Pre-Admission Screening and Resident Review (PASRR)

The Pre-Admission Screening and Resident Review (PASRR) is a federally required screening of any individual who applies to or resides in a Medicaid-certified nursing facility, regardless of the source of payment.

This requirement was enacted to ensure individuals with serious mental illness (SMI), intellectual or developmental disabilities (I/DD) and/or related conditions (RC) receive appropriate placement and services. 

  • A Level I identification screening must be performed before anyone can be admitted to any Medicaid-certified nursing facility. 
  • When the Level I screening indicates the possibility of SMI, I/DD or RC, a Level II, in-depth evaluation must be performed to assess for nursing facility placement and for potential specialized care needs of the individual. 
  • PASRR screenings must also be provided for previously admitted individuals who have demonstrated a SMI, I/DD and/or RC significant change in condition.
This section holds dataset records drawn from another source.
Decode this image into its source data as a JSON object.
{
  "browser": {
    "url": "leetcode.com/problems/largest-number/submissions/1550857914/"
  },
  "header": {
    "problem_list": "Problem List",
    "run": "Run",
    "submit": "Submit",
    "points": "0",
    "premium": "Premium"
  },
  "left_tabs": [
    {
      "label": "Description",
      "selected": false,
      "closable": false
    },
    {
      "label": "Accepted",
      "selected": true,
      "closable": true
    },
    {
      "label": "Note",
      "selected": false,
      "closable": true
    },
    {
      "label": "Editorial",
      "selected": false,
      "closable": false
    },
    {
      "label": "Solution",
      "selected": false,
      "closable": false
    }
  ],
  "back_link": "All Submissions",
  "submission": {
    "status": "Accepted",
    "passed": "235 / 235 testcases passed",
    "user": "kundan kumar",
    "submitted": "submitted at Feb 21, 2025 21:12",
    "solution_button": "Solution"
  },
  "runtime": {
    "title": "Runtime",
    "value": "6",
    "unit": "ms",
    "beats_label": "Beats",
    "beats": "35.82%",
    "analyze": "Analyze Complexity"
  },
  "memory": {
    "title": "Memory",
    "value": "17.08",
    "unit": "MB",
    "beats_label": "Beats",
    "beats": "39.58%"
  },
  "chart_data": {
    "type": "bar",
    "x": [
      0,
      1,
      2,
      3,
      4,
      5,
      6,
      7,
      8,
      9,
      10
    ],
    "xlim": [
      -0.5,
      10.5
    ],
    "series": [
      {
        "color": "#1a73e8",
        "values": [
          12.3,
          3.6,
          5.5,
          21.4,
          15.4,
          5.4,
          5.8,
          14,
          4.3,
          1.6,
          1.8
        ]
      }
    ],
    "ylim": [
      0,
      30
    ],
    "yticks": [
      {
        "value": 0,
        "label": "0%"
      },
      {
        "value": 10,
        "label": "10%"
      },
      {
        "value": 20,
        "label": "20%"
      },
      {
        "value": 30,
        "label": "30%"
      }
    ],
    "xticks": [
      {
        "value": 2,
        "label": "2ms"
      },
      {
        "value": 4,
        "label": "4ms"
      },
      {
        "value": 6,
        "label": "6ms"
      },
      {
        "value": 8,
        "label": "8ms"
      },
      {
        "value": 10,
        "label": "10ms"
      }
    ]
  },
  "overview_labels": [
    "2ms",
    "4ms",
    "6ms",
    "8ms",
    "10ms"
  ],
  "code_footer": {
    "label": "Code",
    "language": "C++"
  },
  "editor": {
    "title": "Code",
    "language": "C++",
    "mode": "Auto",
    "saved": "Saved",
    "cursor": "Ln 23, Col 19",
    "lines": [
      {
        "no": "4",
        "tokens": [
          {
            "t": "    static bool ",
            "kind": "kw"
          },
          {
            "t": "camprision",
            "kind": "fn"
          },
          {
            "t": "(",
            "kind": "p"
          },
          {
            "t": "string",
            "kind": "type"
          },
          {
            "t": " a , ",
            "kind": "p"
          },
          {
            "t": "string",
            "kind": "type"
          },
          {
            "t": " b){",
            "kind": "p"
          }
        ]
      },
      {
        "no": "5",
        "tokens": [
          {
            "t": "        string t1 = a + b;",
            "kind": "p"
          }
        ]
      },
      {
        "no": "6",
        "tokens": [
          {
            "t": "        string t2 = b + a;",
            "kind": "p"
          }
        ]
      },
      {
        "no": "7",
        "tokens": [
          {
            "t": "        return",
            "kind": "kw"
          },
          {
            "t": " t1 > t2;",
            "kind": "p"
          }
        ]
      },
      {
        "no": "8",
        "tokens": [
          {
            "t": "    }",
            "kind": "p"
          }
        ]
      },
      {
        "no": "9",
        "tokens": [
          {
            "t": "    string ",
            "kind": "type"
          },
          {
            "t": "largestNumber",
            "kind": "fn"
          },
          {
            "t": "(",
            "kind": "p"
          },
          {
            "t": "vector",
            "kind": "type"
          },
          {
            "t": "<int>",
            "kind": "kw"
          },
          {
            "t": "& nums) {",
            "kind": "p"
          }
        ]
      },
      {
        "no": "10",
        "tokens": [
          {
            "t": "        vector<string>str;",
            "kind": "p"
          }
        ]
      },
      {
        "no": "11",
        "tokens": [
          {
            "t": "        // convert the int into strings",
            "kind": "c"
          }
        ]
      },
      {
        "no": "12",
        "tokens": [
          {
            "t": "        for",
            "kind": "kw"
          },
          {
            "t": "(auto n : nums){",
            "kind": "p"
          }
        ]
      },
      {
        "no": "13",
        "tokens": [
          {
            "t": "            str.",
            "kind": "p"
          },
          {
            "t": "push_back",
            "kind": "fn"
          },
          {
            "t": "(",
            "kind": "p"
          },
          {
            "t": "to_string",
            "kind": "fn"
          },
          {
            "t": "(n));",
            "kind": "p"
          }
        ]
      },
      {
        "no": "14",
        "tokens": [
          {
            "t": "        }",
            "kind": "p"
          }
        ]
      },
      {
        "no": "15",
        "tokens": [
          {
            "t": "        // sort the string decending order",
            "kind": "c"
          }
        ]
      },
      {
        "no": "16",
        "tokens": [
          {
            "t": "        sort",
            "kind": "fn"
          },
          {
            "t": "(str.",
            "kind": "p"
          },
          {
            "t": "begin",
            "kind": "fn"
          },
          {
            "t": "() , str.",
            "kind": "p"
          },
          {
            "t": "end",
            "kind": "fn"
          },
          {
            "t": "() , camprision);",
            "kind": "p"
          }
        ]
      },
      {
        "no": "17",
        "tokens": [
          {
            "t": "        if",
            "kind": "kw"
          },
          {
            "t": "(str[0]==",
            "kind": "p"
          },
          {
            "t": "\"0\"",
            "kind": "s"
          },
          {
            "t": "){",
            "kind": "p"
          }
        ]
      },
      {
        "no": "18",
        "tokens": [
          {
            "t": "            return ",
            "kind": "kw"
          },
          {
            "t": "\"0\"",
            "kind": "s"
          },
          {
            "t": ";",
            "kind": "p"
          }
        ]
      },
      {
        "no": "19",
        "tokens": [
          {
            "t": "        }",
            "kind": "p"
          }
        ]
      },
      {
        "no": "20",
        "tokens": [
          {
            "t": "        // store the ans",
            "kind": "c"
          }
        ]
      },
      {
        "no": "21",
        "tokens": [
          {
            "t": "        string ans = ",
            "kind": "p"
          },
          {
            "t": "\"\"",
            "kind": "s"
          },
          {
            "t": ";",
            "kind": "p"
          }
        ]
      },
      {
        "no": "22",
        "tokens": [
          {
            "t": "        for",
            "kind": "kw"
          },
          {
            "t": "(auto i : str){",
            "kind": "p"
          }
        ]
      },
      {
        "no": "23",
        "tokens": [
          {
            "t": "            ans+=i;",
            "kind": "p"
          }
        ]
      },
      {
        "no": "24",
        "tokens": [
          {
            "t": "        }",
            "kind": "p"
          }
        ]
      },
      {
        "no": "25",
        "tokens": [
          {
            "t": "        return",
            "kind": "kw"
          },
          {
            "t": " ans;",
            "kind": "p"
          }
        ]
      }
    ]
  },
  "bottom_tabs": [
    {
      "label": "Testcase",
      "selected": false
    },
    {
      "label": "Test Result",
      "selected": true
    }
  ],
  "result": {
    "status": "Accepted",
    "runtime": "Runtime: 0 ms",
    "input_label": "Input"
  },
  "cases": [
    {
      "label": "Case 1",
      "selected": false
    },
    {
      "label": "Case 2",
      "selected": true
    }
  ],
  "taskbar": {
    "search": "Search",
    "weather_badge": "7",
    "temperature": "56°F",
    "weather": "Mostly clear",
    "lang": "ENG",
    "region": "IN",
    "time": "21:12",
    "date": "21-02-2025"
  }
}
NC Medicaid uses an Internet-based screening tool to manage the PASRR Program. The North Carolina Medicaid Uniform Screening Tool (NCMUST) user interface allows referring and admitting agencies to communicate and manage PASRR screens in a self-service application. NCMUST uses an automated decision service to establish the appropriate PASRR level. The assigned PASRR authorization is usually generated in seconds and is viewable in NCMUST. If manual review of the screen is required, the screen is routed to a queue monitored by NC Medicaid PASRR nurse consultants. The NC Medicaid PASRR nurse consultants can then communicate back to the originator of the screen (screener) as needed to make a clinical decision.

Tab/Accordion Items

How do I register to submit PASRR screenings?

For detailed instructions on how to register please contact our NC PASRR helpdesk at 919-813-5603 (Direct) / 888-245-0179 (Toll Free).

 

How do I update my information on the NC Medicaid Uniform Screening Tool (NC MUST) website?

To update demographic information please contact our NC MUST helpdesk at 919-813-5603 (Direct) / 888-245-0179 (Toll Free).

 

How do I correct mistakes on a PASRR screening form?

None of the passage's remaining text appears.